PE Board Approves Extension
PRINCE EDWARD – A maximum guaranteed price for a water service system will have to wait a little longer.
County supervisors, following the recommendation of County Administrator Wade Bartlett, approved a contract extension with Crowder Construction Company to the end of February.
Bartlett advised at the December 14 meeting that “it would be better to have a better estimate than a poor estimate.”
Crowder Construction – with Draper Aden engineers – has worked on specifics outlined in an interim agreement with Prince Edward on plans for a public water system tapping into the Sandy River Reservoir.
The County was presented an unsolicited proposal – under the PPEA, or Public Private Education Facilities and Infrastructure Act of 2002, localities may receive unsolicited proposals from private firms – and late last year supervisors approved an interim agreement with Crowder Construction Company to take a deeper look into the specifics of a water project.
“The December 15 date that Crowder and Draper Aden had submitted was a self-imposed deadline,” Bartlett told the board. “There is not a firm date in our interim agreement of the time that they would have to get back. It's based on the notice to proceed and certain time frames…from that.”
He factored a January 19 date in the interim agreement.
The extension would provide time to review results of a field run pilot treatability study on the Reservoir. (The study essentially set up a small water treatment process at the Reservoir.)
“We anticipate receipt of all sampling results by December 21…at which time we can analyze the data and move toward completion of the study,” wrote Johan McIntyre of Crowder Construction in a December 6 letter to the County Administrator. “The results of this study will be submitted to the VDH (Virginia Department of Health), along with a complete response to their previous comments on the PER (preliminary engineering report), by January 5, 2011.”
The Health Department had looked to a possible second pilot study at a different time of year, but Jeff Kapanos of Draper Aden offered that the winter is the “worst case” and expressed confidence when the results come back that they would request a second pilot study not be necessary.
“The Health Department's agreed to look at our information with us. They haven't agreed to that yet until we submit,” Kapanos said.
Bartlett explained, “Basically, the position is, the Health Department was wondering if algae would be a problem. We've never really seen that out there, and that was, I think, the reason for the thinking of doing another pilot study in the summer, but the problem then if you didn't have algae then, would you want to…wait another year. So that's the position that you can design that just like all other plants have been designed to handle the algae if there is a problem with algae. There's been no indication that there will be.”

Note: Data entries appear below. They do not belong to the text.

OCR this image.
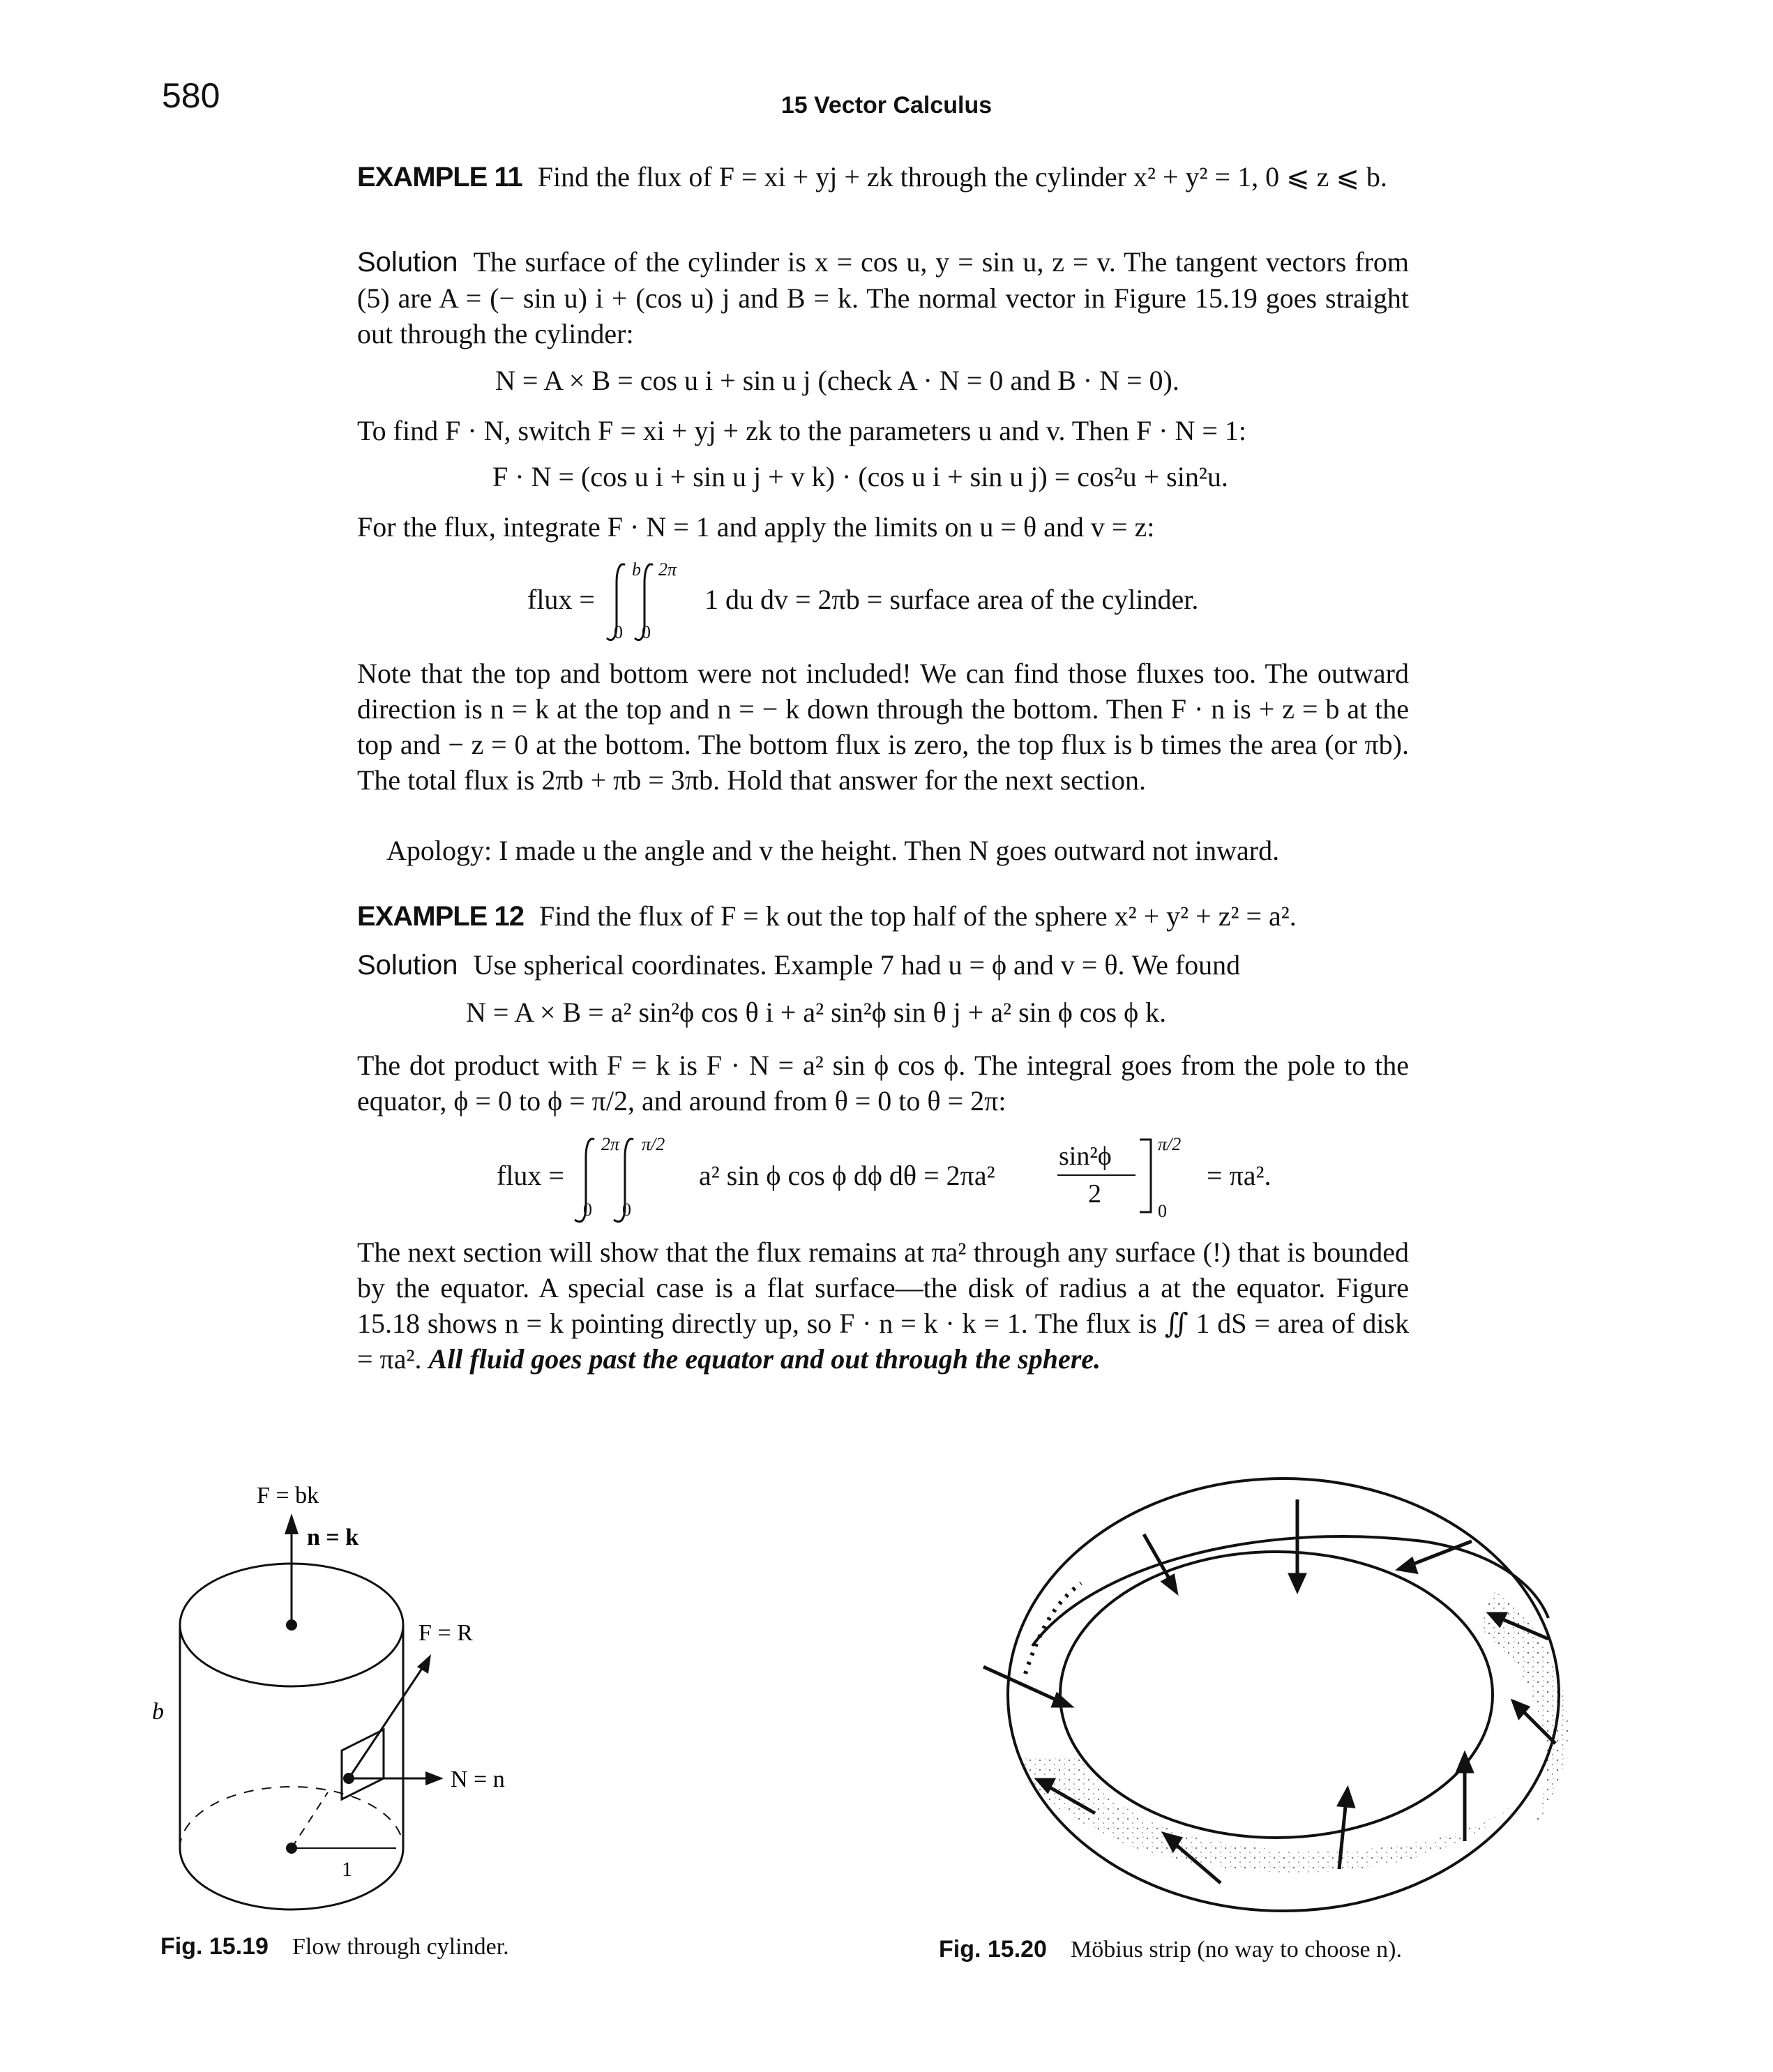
580	15 Vector Calculus

EXAMPLE 11 Find the flux of F = xi + yj + zk through the cylinder x² + y² = 1, 0 ⩽ z ⩽ b.

Solution The surface of the cylinder is x = cos u, y = sin u, z = v. The tangent vectors from (5) are A = (− sin u) i + (cos u) j and B = k. The normal vector in Figure 15.19 goes straight out through the cylinder:

N = A × B = cos u i + sin u j (check A · N = 0 and B · N = 0).
To find F · N, switch F = xi + yj + zk to the parameters u and v. Then F · N = 1:
F · N = (cos u i + sin u j + v k) · (cos u i + sin u j) = cos²u + sin²u.
For the flux, integrate F · N = 1 and apply the limits on u = θ and v = z:
flux =
b 2π
0 0
1 du dv = 2πb = surface area of the cylinder.

Note that the top and bottom were not included! We can find those fluxes too. The outward direction is n = k at the top and n = − k down through the bottom. Then F · n is + z = b at the top and − z = 0 at the bottom. The bottom flux is zero, the top flux is b times the area (or πb). The total flux is 2πb + πb = 3πb. Hold that answer for the next section.

Apology: I made u the angle and v the height. Then N goes outward not inward.

EXAMPLE 12 Find the flux of F = k out the top half of the sphere x² + y² + z² = a².

Solution Use spherical coordinates. Example 7 had u = ϕ and v = θ. We found

N = A × B = a² sin²ϕ cos θ i + a² sin²ϕ sin θ j + a² sin ϕ cos ϕ k.

The dot product with F = k is F · N = a² sin ϕ cos ϕ. The integral goes from the pole to the equator, ϕ = 0 to ϕ = π/2, and around from θ = 0 to θ = 2π:

flux =
2π π/2
0 0
a² sin ϕ cos ϕ dϕ dθ = 2πa²
sin²ϕ
2
π/2
0
= πa².

The next section will show that the flux remains at πa² through any surface (!) that is bounded by the equator. A special case is a flat surface—the disk of radius a at the equator. Figure 15.18 shows n = k pointing directly up, so F · n = k · k = 1. The flux is ∬ 1 dS = area of disk = πa². All fluid goes past the equator and out through the sphere.

F = bk
n = k
F = R
N = n
b
1
Fig. 15.19 Flow through cylinder.	Fig. 15.20 Möbius strip (no way to choose n).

Asked if it were simple to treat algae, Kapanos said it “depends on the type of algae and everything and magnitude and it is a problem at other reservoirs at times of the year. There's different ways to deal with it.”
They could spend money for another pilot study in August, he said, but they may or may not have it and that doesn't mean they won't in the future.
The best approach, Kapanos cited, is to have many mechanisms built in. If algae develops, there are a lot of different ways to tackle it, he said.
Supervisors agreed to approve the county administrator's draft agreement to be submitted to the Department of Conservation and Recreation. The agreement outlines provisions by which the County could use the High Bridge Trail State Park corridor to construct a water line if necessary.